The History Of Indian Cinema
Telling stories from the epics using hand-drawn tableaux images in scroll paintings, with accompanying live sounds have been an age old Indian tradition. These tales, mostly the familiar stories of gods and goddesses, are revealed slowly through choreographic movements of painted glass slides in a lantern, which create illusions of movements. And so when the Lumire brothers' representatives held the first public showing at Mumbai's (Bombay) Watson's Hotel on July 7, 1896, the new phenomenon did not create much of a stir here and no one in the audience ran out at the image of the train speeding towards them, as it did elsewhere. The Indian viewer took the new experience as something already familiar to him.
Harischandra Sakharam Bhatwadekar, who happened to be present for the Lumiere presentation, was keen on getting hold of the Lumiere Cinematograph and trying it out himself rather than show the Lumiere films to a wider audience. The public reception accorded to Wrangler Paranjpye at Chowapatty on his return from England with the coveted distinction he got at Cambridge was covered by Bhatwadekar in December 1901- the first Indian topical or actuality film was born.

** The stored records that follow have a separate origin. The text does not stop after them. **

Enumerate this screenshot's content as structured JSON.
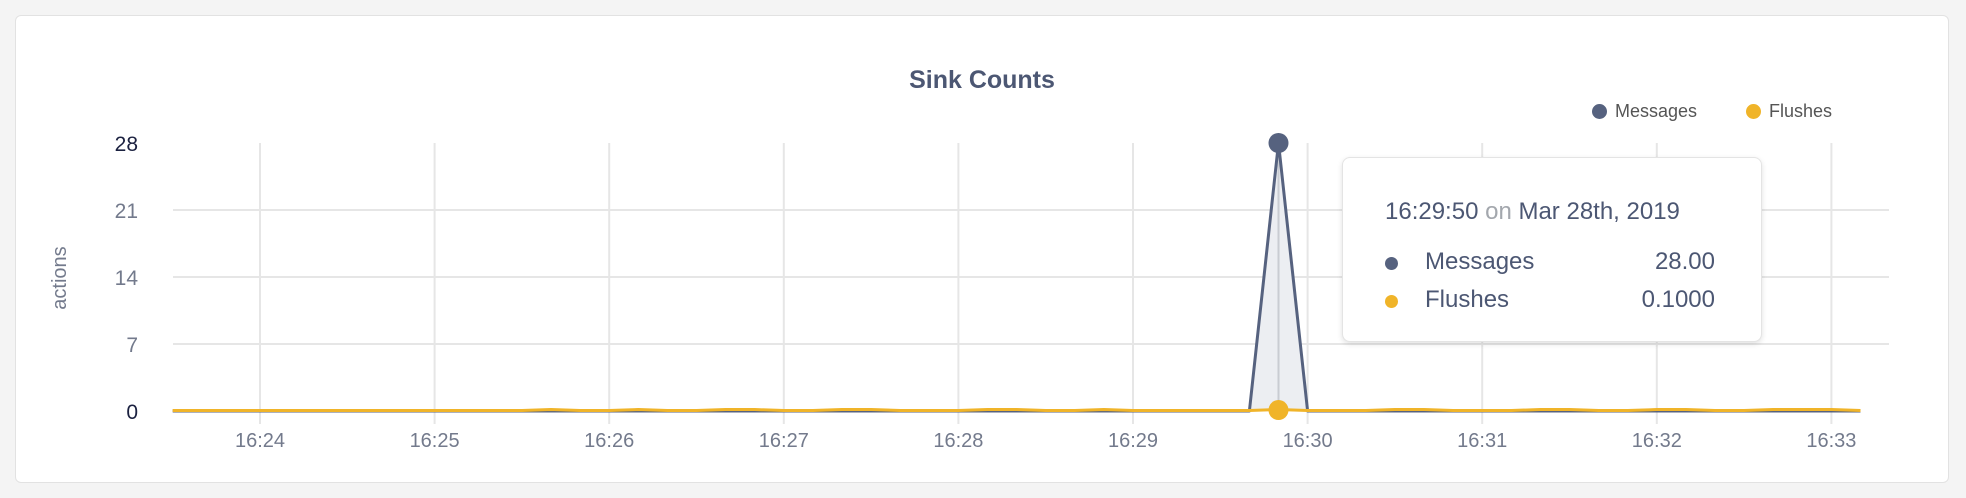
{
  "chart_data": {
    "type": "line",
    "title": "Sink Counts",
    "xlabel": "",
    "ylabel": "actions",
    "ylim": [
      0,
      28
    ],
    "y_ticks": [
      "0",
      "7",
      "14",
      "21",
      "28"
    ],
    "x_ticks": [
      "16:24",
      "16:25",
      "16:26",
      "16:27",
      "16:28",
      "16:29",
      "16:30",
      "16:31",
      "16:32",
      "16:33"
    ],
    "grid": true,
    "legend_placement": "top-right",
    "x": [
      "16:23:30",
      "16:23:40",
      "16:23:50",
      "16:24:00",
      "16:24:10",
      "16:24:20",
      "16:24:30",
      "16:24:40",
      "16:24:50",
      "16:25:00",
      "16:25:10",
      "16:25:20",
      "16:25:30",
      "16:25:40",
      "16:25:50",
      "16:26:00",
      "16:26:10",
      "16:26:20",
      "16:26:30",
      "16:26:40",
      "16:26:50",
      "16:27:00",
      "16:27:10",
      "16:27:20",
      "16:27:30",
      "16:27:40",
      "16:27:50",
      "16:28:00",
      "16:28:10",
      "16:28:20",
      "16:28:30",
      "16:28:40",
      "16:28:50",
      "16:29:00",
      "16:29:10",
      "16:29:20",
      "16:29:30",
      "16:29:40",
      "16:29:50",
      "16:30:00",
      "16:30:10",
      "16:30:20",
      "16:30:30",
      "16:30:40",
      "16:30:50",
      "16:31:00",
      "16:31:10",
      "16:31:20",
      "16:31:30",
      "16:31:40",
      "16:31:50",
      "16:32:00",
      "16:32:10",
      "16:32:20",
      "16:32:30",
      "16:32:40",
      "16:32:50",
      "16:33:00",
      "16:33:10"
    ],
    "series": [
      {
        "name": "Messages",
        "color": "#56627f",
        "values": [
          0,
          0,
          0,
          0,
          0,
          0,
          0,
          0,
          0,
          0,
          0,
          0,
          0,
          0,
          0,
          0,
          0,
          0,
          0,
          0,
          0,
          0,
          0,
          0,
          0,
          0,
          0,
          0,
          0,
          0,
          0,
          0,
          0,
          0,
          0,
          0,
          0,
          0,
          28,
          0,
          0,
          0,
          0,
          0,
          0,
          0,
          0,
          0,
          0,
          0,
          0,
          0,
          0,
          0,
          0,
          0,
          0,
          0,
          0
        ]
      },
      {
        "name": "Flushes",
        "color": "#f0b429",
        "values": [
          0,
          0,
          0,
          0,
          0,
          0,
          0,
          0,
          0,
          0,
          0,
          0,
          0,
          0.1,
          0,
          0,
          0.1,
          0,
          0,
          0.1,
          0.1,
          0,
          0,
          0.1,
          0.1,
          0,
          0,
          0,
          0.1,
          0.1,
          0,
          0,
          0.1,
          0,
          0,
          0,
          0,
          0,
          0.1,
          0,
          0,
          0,
          0.1,
          0.1,
          0,
          0,
          0,
          0.1,
          0.1,
          0,
          0,
          0.1,
          0.1,
          0,
          0,
          0.1,
          0.1,
          0.1,
          0
        ]
      }
    ],
    "tooltip": {
      "time": "16:29:50",
      "on": "on",
      "date": "Mar 28th, 2019",
      "rows": [
        {
          "name": "Messages",
          "value": "28.00",
          "color": "#56627f"
        },
        {
          "name": "Flushes",
          "value": "0.1000",
          "color": "#f0b429"
        }
      ]
    }
  }
}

In Calcutta, Hiralal Sen photographed scenes from some of the plays at the Classic Theatre. Such films were shown as added attractions after the stage performances or taken to distant venue where the stage performers could not reach. The possibility of reaching a large audience through recorded images which could be projected several times through mechanical gadgets caught the fancy of people in the performing arts and the stage and entertainment business. The first decade of the 20th century saw live and recorded performances being clubbed together in the same programme.
The strong influence of its traditional arts, music, dance and popular theatre on the cinema movement in India in its early days, is probably responsible for its characteristic enthusiasm for inserting song and dance sequences in Indian cinema, even till today.